Et il chante cette Cité, et il marche au bord des eaux.

La guerre est hurlante dans les plaines, autour des monts. Il s’arrête et la contemple, il écoute les stridences des épées, les tonnerres du fer. Il frémit : ces hommes doivent combattre pour la Cité.

Et il chante cette Cité, et il marche avec les hommes.

Quand les troupes guerrières se sont tues, il passe dans les jardins en paix, les jeunes femmes l’admirent, le suivent : il porte un nimbe d’or, ses paroles exhalent un inconnu parfum, la brise en ses cheveux fait une harmonie. Il s’arrête : voici des transfuges de la cité.

Il leur demande sa route, les chante et marche.

Quand le Poète à longtemps marché, il est las de la route. Il rencontre une femme blanche, il la reconnaît. Elle s’avance vers lui : c’est elle qui va me conduire en la Cité.

Et il chante la Cité et s’endort dans le Rêve.

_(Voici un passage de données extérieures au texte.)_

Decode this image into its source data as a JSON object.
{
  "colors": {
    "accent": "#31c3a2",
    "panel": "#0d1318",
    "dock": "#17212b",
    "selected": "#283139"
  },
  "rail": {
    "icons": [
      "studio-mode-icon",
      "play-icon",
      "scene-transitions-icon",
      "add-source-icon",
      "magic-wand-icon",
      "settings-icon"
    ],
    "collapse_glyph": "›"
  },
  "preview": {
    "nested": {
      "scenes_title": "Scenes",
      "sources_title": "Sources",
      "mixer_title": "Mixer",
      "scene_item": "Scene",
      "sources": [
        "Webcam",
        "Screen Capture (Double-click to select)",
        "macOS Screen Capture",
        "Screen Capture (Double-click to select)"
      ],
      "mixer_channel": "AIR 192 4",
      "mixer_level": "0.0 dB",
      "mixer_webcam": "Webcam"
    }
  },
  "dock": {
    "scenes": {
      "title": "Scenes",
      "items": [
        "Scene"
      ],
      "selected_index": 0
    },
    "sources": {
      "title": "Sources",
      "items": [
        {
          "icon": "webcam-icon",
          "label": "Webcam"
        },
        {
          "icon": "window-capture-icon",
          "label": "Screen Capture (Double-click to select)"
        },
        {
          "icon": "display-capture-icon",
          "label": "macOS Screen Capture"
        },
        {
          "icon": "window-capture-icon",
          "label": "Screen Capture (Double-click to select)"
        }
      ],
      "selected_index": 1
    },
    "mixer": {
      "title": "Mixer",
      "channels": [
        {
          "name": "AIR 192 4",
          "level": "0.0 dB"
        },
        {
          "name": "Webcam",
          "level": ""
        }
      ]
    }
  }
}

Édouard Dujardin étudia d’abord[1] des cas très singuliers d’extrémités vitales. Le style, pour des simplifications qui comportent de regrettables dépravations de la langue traditionnelle, avait toutefois comme le prix d’une spéciale enveloppe de ces choses spéciales. Puis, dans l’espoir double de réaliser le vrai réalisme, et d’accomplir la loi wagnérienne de ressentir dans leur totalité les sentiments à informer esthétiquement, Édouard Dujardin écrivit cet étonnant ouvrage, Les lauriers sont coupés, où il voulut noter, exactement et minutieusement, tous les faits, gestes,

  1. Édouard Dujardin, les Hantises.